What are some possible policy actions to be considered?
First, the policy brokers in Washington and Austin need to make better use of mid-decade census data and stop relying on the old 2000 census data to guide their thinking. That is akin to keeping a milk carton in your refrigerator way past the expiration date.
Second, it is time to realize that the future of Texas, as noted by state demographer Steven Murdock, is linked to the continued development of the educational and economic capacity and welfare of its Mexican-American community.
According to the U.S. Census Bureau, this population is on average seven to eight years younger than the majority population and will account for 60 percent of all public school enrollments in Texas by the fall of 2008.
It is not difficult to discern that this group will represent the majority of Texas' employees, military personnel, taxpayers and Social Security contributors. The continued regression of this population, as a result of inadequate knowledge capital, will hurt the greater society and its continued welfare.

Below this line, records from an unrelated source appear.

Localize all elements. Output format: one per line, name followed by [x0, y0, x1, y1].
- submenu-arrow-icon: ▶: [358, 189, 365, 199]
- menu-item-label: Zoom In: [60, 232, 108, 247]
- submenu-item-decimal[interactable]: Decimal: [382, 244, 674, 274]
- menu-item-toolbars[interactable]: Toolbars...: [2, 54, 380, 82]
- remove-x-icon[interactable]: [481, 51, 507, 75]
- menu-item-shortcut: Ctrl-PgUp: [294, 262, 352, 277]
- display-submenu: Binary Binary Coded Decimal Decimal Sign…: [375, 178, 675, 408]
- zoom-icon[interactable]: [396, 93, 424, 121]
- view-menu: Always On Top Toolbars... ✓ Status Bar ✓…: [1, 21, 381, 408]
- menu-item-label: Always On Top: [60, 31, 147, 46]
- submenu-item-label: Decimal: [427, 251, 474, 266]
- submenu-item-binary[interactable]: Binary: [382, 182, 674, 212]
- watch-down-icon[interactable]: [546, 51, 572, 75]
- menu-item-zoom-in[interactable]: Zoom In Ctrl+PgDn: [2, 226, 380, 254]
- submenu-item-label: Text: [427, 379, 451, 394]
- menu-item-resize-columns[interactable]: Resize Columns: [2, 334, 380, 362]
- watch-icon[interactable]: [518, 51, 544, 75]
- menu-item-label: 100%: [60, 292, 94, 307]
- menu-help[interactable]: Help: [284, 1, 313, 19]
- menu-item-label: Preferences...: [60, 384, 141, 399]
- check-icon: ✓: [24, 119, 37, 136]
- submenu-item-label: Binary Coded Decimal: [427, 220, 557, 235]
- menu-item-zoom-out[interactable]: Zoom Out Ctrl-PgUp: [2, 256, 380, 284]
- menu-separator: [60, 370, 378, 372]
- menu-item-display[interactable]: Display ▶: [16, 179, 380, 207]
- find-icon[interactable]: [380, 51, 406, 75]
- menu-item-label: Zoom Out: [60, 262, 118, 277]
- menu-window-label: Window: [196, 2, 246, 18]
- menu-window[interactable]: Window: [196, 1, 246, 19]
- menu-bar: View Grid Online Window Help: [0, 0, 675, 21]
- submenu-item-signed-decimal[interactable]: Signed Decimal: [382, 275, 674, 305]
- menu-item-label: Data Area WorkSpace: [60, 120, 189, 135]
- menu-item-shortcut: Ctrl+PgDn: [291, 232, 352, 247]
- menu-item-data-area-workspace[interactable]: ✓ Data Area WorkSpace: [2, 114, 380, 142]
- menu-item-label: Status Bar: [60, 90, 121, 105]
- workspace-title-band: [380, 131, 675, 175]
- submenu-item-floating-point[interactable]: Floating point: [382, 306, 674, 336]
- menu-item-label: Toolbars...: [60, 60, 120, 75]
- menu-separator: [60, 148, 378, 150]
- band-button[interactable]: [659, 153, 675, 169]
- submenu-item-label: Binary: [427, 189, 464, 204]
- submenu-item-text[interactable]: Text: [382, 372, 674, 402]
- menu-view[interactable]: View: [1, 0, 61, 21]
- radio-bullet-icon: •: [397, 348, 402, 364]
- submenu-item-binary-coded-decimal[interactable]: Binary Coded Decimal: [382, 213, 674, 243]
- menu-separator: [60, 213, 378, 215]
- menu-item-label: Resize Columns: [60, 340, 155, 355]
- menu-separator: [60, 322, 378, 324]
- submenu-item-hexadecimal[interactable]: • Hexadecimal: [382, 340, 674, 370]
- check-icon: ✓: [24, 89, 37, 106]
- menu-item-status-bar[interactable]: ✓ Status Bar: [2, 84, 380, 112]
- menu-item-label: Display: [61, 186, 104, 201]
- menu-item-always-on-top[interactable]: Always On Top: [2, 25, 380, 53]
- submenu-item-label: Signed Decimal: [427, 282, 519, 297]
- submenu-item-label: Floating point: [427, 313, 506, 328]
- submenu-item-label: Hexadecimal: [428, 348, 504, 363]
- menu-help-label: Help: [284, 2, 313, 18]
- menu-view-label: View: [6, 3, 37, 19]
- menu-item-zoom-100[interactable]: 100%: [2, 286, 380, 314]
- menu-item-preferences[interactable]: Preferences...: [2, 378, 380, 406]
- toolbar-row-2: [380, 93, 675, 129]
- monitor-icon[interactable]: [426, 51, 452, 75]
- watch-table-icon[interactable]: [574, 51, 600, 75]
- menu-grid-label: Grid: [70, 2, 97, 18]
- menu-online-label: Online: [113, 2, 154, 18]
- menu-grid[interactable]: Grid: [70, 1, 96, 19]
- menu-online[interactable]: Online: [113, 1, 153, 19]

The corresponding challenge to the majority stakeholders is how to maximize the potential of Mexican-Americans to be fully engaged in the state's economy.
Further, the Rio Grande Valley is the nexus for the balance of our nation's Latin American foreign policy. If we cannot devise a reasonable immigration policy, where will we ground our relationships with the balance of the Western Hemisphere?
The Rio Grande will indeed rise as more stress is placed on this region as it attempts to respond to its challenges while swimming against the bad policy streams that originate in Washington and Austin.
This region links the futures of the United States and Mexico -- but it cannot and will not fulfill its potential in its current state of disenfranchisement.
Baltazar Arispe y Acevedo Jr., Ph.D., is a professor of educational administration and research director of the Center for Applied Research in Education in the College of Education at the University of Texas-Pan American, Edinburg.